Imagine you’re picking from 1,000 money managers. If you test just one, there’s a 5% chance you might wrongly think they’re great. But test 10, and your error chance jumps to 40%. To keep your error rate at 5%, you need to control the “family-wise error rate.” One method is to set higher standards for judging a manager’s talent, using a tougher t-statistic cut-off. Instead of the usual 5% cut (t-stat=1.65), you’d use a 0.5% cut (t-stat=2.58).

When testing 1,000 managers or strategies, the challenge increases. You’d need a manager with an extremely high t-stat of about 4 to stay within the 5% error rate. This big jump in the t-stat threshold helps keep the error rate in check. However that is discouragingly strict: a strategy which t-stat of 4 is rarity.

A new paper from Bradley Efron: Machine learning and the James–Stein estimator makes a nice connection between the James and Stein’s shrinkage estimation and False Discovery Rate (FDR). I explained what is FDR here and so will not repeat myself.

FDR can be viewed as shrinkage of the significance levels. Rather than deciding that strategy works only if it has t-stat of 4, say, you decide that it works even if it has a lower t-stat; which means you don’t require such high significance level for a strategy to “make the cut”. So effectively you shrink the significance level.

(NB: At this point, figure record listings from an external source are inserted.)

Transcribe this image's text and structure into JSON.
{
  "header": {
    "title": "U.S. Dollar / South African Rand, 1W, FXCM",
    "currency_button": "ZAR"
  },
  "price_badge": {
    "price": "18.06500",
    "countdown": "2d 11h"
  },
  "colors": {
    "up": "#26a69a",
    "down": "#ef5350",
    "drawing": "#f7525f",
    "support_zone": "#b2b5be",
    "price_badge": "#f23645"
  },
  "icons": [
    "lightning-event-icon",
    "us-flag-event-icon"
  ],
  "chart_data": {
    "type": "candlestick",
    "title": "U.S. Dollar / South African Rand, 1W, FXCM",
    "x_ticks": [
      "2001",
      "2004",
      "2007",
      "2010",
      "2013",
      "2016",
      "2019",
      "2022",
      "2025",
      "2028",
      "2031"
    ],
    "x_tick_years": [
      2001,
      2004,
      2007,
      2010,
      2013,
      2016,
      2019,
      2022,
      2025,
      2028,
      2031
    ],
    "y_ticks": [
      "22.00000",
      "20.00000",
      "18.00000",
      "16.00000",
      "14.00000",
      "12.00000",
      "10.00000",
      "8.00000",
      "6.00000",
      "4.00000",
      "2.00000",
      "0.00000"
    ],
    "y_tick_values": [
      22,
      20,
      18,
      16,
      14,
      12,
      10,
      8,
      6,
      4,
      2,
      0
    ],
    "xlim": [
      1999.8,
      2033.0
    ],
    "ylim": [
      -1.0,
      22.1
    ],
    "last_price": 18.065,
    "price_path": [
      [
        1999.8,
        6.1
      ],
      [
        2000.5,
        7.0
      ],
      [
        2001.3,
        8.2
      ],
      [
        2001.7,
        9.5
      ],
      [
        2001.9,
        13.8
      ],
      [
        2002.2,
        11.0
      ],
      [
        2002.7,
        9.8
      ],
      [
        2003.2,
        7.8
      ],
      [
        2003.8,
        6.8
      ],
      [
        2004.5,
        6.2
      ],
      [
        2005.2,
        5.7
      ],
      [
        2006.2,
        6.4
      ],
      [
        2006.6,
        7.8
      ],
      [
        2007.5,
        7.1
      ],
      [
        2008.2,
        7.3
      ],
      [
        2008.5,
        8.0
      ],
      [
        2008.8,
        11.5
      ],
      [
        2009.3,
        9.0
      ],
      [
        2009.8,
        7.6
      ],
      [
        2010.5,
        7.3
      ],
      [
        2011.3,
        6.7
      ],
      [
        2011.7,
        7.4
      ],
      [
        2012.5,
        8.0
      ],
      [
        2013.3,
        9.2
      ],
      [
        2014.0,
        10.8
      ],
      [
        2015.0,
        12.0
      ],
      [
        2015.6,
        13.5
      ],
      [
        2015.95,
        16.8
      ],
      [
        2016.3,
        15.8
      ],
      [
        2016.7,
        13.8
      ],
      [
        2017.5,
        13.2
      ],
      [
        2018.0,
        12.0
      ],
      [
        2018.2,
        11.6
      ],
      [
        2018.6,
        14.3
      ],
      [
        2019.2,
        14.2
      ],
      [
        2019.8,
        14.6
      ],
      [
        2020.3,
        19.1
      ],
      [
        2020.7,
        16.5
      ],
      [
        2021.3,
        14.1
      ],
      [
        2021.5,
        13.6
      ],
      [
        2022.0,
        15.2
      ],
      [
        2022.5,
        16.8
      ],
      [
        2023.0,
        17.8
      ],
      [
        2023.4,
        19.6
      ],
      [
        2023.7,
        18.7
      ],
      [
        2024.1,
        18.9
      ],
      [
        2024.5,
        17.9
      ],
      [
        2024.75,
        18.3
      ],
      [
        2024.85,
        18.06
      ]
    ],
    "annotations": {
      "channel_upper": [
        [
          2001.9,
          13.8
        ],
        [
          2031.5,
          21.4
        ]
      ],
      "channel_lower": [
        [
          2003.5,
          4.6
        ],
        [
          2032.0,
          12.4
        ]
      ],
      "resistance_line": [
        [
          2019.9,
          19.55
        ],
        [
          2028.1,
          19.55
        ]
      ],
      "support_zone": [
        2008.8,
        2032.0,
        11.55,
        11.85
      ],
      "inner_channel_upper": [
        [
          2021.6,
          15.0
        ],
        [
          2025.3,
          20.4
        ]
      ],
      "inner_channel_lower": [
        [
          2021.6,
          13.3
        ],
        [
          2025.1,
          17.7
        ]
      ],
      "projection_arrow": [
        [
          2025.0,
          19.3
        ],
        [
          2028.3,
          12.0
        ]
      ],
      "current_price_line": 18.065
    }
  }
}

The brilliance of linking the ideas from Stein’s 1961 paper and Benjamini and Hochberg’s 1995 work is why I never miss a paper from Bradley Efron. It’s thought-provoking. Both papers have what seemingly looks like a paradoxical approach. Both papers assume independence yet despite that assumed independence “what happens with the others” plays a crucial role in our decision-making.